A small molecule called microRNA-211 protects the brain from epileptic seizures in mice, Israeli researchers have found.
Their study, “Dynamic changes in murine forebrain miR-211 expression associate with cholinergic imbalances and epileptiform activity,” appeared in the journal Proceedings of the National Academy of Sciences (PNAS).
One day 20 years ago, hundreds of Japanese children were rushed to hospital emergency rooms with epilepsy-like seizures. Their symptoms began while the kids were watching a Pokémon TV show. Doctors later attributed the seizures to five seconds of intensely bright flashing lights on the popular TV program. But why were only these few hundred children affected while thousands of other viewers were unharmed?
Hermona Soreq, a professor at Israel’s Hebrew University of Jerusalem, led a team of researchers in a quest to answer this question. Soreq thought that something in the brains of the unaffected children must have protected them, and that this mechanism must be fast-acting. She further hypothesized that these could be short RNA molecules belonging to the class of non-coding RNAs called microRNAs, which can prevent genes from expressing certain proteins.

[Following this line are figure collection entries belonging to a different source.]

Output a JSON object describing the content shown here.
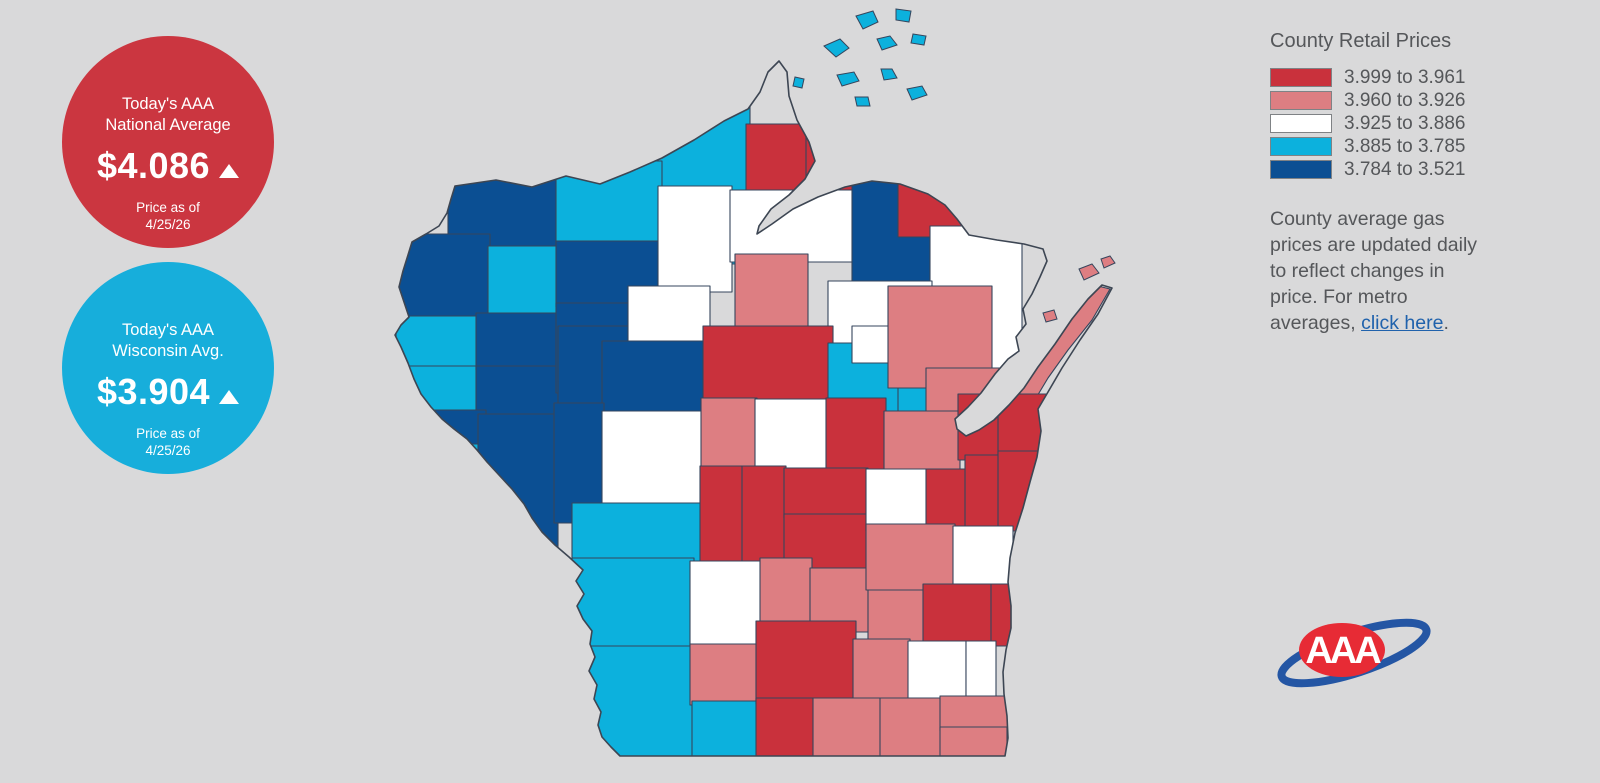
{
  "badges": {
    "national": {
      "title_line1": "Today's AAA",
      "title_line2": "National Average",
      "price": "$4.086",
      "trend": "up",
      "as_of_label": "Price as of",
      "as_of_date": "4/25/26",
      "color": "#cb3640"
    },
    "state": {
      "title_line1": "Today's AAA",
      "title_line2": "Wisconsin Avg.",
      "price": "$3.904",
      "trend": "up",
      "as_of_label": "Price as of",
      "as_of_date": "4/25/26",
      "color": "#17aedb"
    }
  },
  "legend": {
    "title": "County Retail Prices",
    "items": [
      {
        "label": "3.999 to 3.961",
        "color": "#c9313c"
      },
      {
        "label": "3.960 to 3.926",
        "color": "#dd7e82"
      },
      {
        "label": "3.925 to 3.886",
        "color": "#ffffff"
      },
      {
        "label": "3.885 to 3.785",
        "color": "#0cb1dd"
      },
      {
        "label": "3.784 to 3.521",
        "color": "#0b4f93"
      }
    ],
    "note_before": "County average gas prices are updated daily to reflect changes in price. For metro averages, ",
    "note_link": "click here",
    "note_after": "."
  },
  "logo": {
    "text": "AAA",
    "red": "#e72b35",
    "blue": "#2456a4"
  },
  "map": {
    "region": "Wisconsin",
    "counties": [
      {
        "id": "bayfield",
        "cat": 3
      },
      {
        "id": "ashland",
        "cat": 3
      },
      {
        "id": "douglas",
        "cat": 4
      },
      {
        "id": "burnett",
        "cat": 4
      },
      {
        "id": "sawyer",
        "cat": 3
      },
      {
        "id": "washburn",
        "cat": 3
      },
      {
        "id": "polk",
        "cat": 3
      },
      {
        "id": "stcroix",
        "cat": 3
      },
      {
        "id": "barron",
        "cat": 4
      },
      {
        "id": "dunn",
        "cat": 4
      },
      {
        "id": "pierce",
        "cat": 4
      },
      {
        "id": "pepin",
        "cat": 3
      },
      {
        "id": "rusk",
        "cat": 4
      },
      {
        "id": "chippewa",
        "cat": 4
      },
      {
        "id": "eauclaire",
        "cat": 4
      },
      {
        "id": "price",
        "cat": 2
      },
      {
        "id": "iron",
        "cat": 0
      },
      {
        "id": "vilas",
        "cat": 0
      },
      {
        "id": "oneida",
        "cat": 2
      },
      {
        "id": "lincoln",
        "cat": 1
      },
      {
        "id": "taylor",
        "cat": 2
      },
      {
        "id": "clark",
        "cat": 4
      },
      {
        "id": "buffalo",
        "cat": 4
      },
      {
        "id": "trempealeau",
        "cat": 4
      },
      {
        "id": "forest",
        "cat": 4
      },
      {
        "id": "florence",
        "cat": 0
      },
      {
        "id": "marinette",
        "cat": 2
      },
      {
        "id": "langlade",
        "cat": 2
      },
      {
        "id": "marathon",
        "cat": 0
      },
      {
        "id": "shawano",
        "cat": 3
      },
      {
        "id": "shawanoe",
        "cat": 3
      },
      {
        "id": "menominee",
        "cat": 2
      },
      {
        "id": "oconto",
        "cat": 1
      },
      {
        "id": "ocontos",
        "cat": 1
      },
      {
        "id": "door",
        "cat": 1
      },
      {
        "id": "jackson",
        "cat": 2
      },
      {
        "id": "wood",
        "cat": 1
      },
      {
        "id": "portage",
        "cat": 2
      },
      {
        "id": "waupaca",
        "cat": 0
      },
      {
        "id": "outagamie",
        "cat": 1
      },
      {
        "id": "brown",
        "cat": 0
      },
      {
        "id": "kewaunee",
        "cat": 0
      },
      {
        "id": "lacrosse",
        "cat": 3
      },
      {
        "id": "vernon",
        "cat": 3
      },
      {
        "id": "juneau",
        "cat": 0
      },
      {
        "id": "adams",
        "cat": 0
      },
      {
        "id": "marquette",
        "cat": 0
      },
      {
        "id": "greenlake",
        "cat": 0
      },
      {
        "id": "waushara",
        "cat": 2
      },
      {
        "id": "winnebago",
        "cat": 0
      },
      {
        "id": "calumet",
        "cat": 0
      },
      {
        "id": "manitowoc",
        "cat": 0
      },
      {
        "id": "richland",
        "cat": 2
      },
      {
        "id": "sauk",
        "cat": 1
      },
      {
        "id": "columbia",
        "cat": 1
      },
      {
        "id": "dodge",
        "cat": 1
      },
      {
        "id": "fonddulac",
        "cat": 1
      },
      {
        "id": "sheboygan",
        "cat": 2
      },
      {
        "id": "grant",
        "cat": 3
      },
      {
        "id": "iowa",
        "cat": 1
      },
      {
        "id": "lafayette",
        "cat": 3
      },
      {
        "id": "dane",
        "cat": 0
      },
      {
        "id": "jefferson",
        "cat": 1
      },
      {
        "id": "washington",
        "cat": 0
      },
      {
        "id": "ozaukee",
        "cat": 0
      },
      {
        "id": "waukesha",
        "cat": 2
      },
      {
        "id": "milwaukee",
        "cat": 2
      },
      {
        "id": "green",
        "cat": 0
      },
      {
        "id": "rock",
        "cat": 1
      },
      {
        "id": "walworth",
        "cat": 1
      },
      {
        "id": "racine",
        "cat": 1
      },
      {
        "id": "kenosha",
        "cat": 1
      }
    ],
    "apostle_islands_cat": 3,
    "door_islands_cat": 1
  }
}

Researchers looked specifically to the microRNA (miR)-211. To establish if it had indeed a role in epilepsy, scientists engineered a genetically modified mouse to express unusually high amounts of miR-211. The overexpression of miR-211 in the brain could be suppressed by administering the antibiotic doxycycline.
After suppressing the levels of miR-211 in the brains of transgenic mice to those found in the brains of normal mice, researchers found that, within four days, mice exhibited electrically recorded epilepsy and hypersensitivity to epilepsy-inducing compounds. These results support miR-211’s protective role against epileptic seizures in these mice.
“Dynamic changes in the amount of miR-211 in the forebrains of these mice shifted the threshold for spontaneous and pharmacologically induced seizures, alongside changes in the cholinergic pathway genes,” Soreq said in a press release.
People with Alzheimer’s disease are known to carry high levels of miR-211 in their brains, which led to researchers hypothesizing that miR-211 may also exert a protective role in human brains to reduce epileptic seizures.
“It is important to discover how only some people’s brains present a susceptibility to seizures, while others do not, even when subjected to these same stressors,” Soreq concluded. “In searching for the physiological mechanisms that allow some people’s brains to avoid epilepsy, we found that increased levels of micro-RNA 211 could have a protective effect.”